USC Workshop Lays Groundwork for Drug Discovery with New Tech and Methodologies

What is hopefully the first in a new series of programs arrived last week at the University of Southern California’s recently founded Center for New Technologies in Drug Discovery and Development (CNT3D). Its first Drug Discovery Innovation Workshop was held, bringing together experienced drug “hunters”—the scientists behind new drug discovery solutions— and researchers eager to get their feet wet in the space. The valuable back-and-forth between these groups hammered away at finding new ways to expand and hasten drug discovery efforts across USC.

Lengthy timetables have heretofore been a nearly insurmountable obstacle to effective drug discovery research, with the average process of discovering, testing, and then eventually delivering a drug for FDA approval taking roughly 15 years and costing a hefty $3 billion according to a March 2020 Journal of the American Medical Association study.

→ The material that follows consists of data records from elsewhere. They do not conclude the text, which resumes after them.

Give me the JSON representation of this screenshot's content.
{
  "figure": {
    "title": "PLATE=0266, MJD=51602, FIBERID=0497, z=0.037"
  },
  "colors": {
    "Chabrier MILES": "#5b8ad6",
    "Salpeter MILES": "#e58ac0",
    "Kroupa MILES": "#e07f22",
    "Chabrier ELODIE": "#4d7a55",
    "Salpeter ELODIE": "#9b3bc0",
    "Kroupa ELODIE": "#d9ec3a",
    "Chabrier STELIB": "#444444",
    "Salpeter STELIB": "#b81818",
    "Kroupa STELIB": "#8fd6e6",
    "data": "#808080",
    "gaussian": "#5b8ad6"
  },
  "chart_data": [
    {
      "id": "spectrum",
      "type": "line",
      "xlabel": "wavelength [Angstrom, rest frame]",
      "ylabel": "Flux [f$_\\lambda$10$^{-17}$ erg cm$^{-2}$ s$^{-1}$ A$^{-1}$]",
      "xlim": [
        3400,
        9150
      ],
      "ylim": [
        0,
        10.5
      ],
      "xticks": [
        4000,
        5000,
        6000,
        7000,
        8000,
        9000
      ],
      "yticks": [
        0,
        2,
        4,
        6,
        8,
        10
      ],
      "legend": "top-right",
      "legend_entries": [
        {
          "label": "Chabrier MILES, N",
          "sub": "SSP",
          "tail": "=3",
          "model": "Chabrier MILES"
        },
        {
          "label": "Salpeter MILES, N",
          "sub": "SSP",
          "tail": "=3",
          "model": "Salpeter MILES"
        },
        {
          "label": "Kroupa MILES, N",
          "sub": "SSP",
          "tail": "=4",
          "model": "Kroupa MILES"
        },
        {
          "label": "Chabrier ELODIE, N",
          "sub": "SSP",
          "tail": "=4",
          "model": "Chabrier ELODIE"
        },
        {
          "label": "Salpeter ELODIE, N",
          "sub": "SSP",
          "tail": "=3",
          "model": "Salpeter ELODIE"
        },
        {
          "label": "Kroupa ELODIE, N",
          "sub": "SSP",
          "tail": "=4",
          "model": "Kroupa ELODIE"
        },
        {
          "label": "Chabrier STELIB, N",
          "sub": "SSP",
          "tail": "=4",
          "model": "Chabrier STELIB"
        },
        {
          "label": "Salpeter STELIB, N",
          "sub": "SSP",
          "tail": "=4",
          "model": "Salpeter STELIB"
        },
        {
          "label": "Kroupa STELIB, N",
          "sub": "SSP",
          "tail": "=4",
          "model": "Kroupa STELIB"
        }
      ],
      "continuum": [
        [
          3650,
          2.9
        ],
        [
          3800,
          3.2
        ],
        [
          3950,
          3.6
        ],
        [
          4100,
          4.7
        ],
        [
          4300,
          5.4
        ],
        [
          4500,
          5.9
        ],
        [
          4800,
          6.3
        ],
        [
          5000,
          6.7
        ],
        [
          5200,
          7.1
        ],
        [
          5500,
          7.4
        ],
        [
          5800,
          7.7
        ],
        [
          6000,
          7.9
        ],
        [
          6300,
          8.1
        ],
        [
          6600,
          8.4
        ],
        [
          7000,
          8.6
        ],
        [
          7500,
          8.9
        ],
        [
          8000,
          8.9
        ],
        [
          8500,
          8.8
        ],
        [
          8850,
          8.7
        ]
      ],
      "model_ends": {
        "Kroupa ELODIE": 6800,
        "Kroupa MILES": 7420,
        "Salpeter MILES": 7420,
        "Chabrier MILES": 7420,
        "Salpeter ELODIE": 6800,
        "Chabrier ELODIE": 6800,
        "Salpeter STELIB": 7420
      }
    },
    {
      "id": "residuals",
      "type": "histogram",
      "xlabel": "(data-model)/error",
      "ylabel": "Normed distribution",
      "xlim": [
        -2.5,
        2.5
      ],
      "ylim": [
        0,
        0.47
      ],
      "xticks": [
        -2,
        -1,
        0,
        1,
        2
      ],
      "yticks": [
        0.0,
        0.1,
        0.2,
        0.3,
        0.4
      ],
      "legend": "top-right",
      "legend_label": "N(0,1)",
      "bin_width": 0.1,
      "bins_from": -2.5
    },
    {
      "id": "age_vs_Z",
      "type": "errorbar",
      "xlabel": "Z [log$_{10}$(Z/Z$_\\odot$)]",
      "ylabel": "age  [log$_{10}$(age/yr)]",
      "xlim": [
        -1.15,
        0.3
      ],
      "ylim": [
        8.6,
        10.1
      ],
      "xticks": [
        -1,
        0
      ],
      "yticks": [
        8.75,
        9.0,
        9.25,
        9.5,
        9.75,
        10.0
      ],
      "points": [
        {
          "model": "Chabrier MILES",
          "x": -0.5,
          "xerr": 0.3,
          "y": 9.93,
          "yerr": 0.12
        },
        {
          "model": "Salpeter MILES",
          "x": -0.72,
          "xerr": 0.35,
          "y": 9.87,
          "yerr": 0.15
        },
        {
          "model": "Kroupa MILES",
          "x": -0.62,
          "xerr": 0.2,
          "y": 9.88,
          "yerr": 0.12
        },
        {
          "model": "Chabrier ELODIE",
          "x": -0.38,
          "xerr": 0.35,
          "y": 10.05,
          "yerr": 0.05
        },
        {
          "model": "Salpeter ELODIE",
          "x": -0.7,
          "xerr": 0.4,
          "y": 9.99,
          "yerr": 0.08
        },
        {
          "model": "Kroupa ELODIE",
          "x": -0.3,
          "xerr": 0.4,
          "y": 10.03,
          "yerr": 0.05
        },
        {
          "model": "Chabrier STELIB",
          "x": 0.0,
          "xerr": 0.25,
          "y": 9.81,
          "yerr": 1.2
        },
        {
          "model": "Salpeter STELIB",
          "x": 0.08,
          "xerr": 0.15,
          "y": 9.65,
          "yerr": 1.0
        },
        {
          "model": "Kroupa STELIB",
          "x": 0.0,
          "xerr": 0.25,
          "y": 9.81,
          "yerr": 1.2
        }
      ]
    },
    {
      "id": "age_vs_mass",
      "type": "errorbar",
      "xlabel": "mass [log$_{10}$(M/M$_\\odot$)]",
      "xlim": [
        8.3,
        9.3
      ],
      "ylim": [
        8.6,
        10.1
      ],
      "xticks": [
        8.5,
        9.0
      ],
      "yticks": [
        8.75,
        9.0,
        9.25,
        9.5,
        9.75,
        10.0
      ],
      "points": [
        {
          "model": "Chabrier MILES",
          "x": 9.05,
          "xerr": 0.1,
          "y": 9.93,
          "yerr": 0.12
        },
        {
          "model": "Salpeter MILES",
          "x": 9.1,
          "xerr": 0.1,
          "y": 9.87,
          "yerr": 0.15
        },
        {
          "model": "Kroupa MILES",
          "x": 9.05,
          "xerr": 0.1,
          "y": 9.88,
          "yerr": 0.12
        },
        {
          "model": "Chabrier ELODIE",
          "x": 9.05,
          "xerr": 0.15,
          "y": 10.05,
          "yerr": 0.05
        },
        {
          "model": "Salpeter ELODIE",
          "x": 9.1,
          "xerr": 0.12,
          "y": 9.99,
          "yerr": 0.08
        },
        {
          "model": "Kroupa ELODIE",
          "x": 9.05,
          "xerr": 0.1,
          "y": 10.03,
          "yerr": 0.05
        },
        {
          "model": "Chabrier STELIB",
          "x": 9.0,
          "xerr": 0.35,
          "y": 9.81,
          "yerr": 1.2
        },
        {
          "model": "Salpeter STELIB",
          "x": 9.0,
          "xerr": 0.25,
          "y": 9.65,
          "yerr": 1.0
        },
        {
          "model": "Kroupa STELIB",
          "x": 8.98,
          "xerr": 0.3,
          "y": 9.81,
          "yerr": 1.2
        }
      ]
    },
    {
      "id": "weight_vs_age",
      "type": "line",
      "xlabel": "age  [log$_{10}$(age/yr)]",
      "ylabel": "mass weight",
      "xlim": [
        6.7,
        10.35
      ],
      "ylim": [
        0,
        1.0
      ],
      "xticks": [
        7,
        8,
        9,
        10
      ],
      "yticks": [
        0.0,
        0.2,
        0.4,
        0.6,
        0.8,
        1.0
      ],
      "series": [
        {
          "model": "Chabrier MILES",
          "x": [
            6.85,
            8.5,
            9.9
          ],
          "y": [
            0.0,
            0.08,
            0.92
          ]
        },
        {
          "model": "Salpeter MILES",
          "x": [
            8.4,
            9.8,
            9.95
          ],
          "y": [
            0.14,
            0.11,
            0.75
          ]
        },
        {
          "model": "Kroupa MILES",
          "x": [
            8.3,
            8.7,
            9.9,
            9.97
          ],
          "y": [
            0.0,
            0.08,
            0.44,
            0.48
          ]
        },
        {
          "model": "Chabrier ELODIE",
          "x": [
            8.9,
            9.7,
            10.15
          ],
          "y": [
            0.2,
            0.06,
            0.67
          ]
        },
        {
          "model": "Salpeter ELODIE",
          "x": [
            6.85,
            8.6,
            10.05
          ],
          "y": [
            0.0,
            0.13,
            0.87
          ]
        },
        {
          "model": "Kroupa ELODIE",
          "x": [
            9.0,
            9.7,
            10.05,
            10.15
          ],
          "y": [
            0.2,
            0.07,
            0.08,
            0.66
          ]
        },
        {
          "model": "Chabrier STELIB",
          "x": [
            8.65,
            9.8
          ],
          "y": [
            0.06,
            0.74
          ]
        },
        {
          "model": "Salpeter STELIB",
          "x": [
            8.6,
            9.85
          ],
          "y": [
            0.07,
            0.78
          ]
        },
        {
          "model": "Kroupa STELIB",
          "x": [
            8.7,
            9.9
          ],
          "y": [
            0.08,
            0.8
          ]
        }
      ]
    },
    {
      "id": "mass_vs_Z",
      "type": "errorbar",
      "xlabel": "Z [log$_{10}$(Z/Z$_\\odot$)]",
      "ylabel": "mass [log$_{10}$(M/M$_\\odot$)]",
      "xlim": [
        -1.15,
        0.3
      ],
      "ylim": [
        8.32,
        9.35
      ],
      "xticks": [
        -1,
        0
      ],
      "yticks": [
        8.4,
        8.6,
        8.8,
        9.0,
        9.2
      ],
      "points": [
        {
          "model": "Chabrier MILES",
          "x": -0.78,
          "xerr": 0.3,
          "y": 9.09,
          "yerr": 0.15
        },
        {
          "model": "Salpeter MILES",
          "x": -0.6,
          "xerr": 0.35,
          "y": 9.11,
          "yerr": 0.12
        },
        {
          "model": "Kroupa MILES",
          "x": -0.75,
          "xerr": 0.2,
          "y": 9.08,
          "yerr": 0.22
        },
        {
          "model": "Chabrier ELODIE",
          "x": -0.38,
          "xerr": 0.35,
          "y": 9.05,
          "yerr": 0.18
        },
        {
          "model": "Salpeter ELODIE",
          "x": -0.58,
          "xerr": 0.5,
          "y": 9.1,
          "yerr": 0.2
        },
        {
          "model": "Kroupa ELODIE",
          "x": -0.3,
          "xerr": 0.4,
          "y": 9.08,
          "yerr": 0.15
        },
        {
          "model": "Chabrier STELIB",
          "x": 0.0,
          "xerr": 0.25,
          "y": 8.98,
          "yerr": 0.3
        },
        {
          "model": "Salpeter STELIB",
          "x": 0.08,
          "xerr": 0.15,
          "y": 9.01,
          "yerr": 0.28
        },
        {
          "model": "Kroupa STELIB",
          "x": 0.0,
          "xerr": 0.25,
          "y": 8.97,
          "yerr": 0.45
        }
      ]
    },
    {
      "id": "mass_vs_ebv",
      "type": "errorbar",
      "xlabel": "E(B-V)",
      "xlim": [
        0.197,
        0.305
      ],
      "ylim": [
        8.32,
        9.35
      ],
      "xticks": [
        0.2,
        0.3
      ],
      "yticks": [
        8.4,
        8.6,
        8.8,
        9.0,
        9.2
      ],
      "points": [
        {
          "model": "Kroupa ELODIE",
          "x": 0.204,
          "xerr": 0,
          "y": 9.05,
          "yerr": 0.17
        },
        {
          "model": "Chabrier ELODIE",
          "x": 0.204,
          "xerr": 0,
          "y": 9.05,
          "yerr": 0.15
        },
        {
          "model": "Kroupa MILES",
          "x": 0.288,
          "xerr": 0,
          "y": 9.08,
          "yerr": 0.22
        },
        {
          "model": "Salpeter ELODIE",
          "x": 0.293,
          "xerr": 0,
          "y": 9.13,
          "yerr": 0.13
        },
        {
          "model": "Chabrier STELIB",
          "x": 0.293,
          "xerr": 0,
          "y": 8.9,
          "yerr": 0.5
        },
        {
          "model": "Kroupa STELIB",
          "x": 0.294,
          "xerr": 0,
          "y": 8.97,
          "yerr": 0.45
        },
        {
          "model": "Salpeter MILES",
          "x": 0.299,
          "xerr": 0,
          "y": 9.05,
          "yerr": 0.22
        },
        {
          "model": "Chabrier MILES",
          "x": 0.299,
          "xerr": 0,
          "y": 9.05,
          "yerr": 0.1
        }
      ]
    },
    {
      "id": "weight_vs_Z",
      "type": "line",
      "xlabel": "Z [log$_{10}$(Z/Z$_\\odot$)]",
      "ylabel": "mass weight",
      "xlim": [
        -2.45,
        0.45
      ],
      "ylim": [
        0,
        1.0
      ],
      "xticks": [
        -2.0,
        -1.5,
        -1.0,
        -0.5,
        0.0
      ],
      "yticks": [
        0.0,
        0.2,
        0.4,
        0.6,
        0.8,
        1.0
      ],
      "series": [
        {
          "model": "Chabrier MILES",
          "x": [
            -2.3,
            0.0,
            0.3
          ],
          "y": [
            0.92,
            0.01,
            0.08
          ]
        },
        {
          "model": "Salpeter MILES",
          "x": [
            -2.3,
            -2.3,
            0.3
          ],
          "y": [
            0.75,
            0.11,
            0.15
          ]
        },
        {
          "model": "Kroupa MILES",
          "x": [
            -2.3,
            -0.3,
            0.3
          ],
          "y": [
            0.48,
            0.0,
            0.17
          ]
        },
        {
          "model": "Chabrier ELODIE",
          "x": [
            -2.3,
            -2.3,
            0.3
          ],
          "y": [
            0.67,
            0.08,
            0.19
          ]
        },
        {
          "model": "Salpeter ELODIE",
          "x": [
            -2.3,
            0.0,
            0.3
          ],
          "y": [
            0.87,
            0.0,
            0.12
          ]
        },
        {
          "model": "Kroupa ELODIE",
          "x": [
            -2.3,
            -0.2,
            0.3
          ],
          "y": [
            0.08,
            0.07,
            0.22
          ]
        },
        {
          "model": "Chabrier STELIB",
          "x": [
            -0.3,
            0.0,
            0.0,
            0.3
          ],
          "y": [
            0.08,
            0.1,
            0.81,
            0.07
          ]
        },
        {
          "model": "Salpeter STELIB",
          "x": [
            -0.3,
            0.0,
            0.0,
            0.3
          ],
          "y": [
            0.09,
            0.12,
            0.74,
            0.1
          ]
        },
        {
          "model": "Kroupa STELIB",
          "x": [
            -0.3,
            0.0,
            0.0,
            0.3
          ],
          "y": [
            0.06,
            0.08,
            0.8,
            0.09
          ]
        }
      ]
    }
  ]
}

Vsevolod “Seva” Katritch, a computational biologist and chemist at USC Dornsife and the Bridge Institute as well as the co-founder of CNT3D, wants the workshop series to inspire researchers who’ve dabbled in launching drug therapies but don’t yet have any successful discoveries under their belt due to financial barriers and/or systemic stopgaps. To this end, Katritich and his lab came up with V-SYNTHES, an advanced computation method for rapidly screening billions of potential molecules in the process of picking a handful of potential drug candidates for creating a certain condition or disease. “V-SYNTHES applications already are bringing the first encouraging lead molecules to our collaborators at the Keck School of Medicine of USC who are working on new therapies for Alzheimer’s disease and cancer,” said Katritch.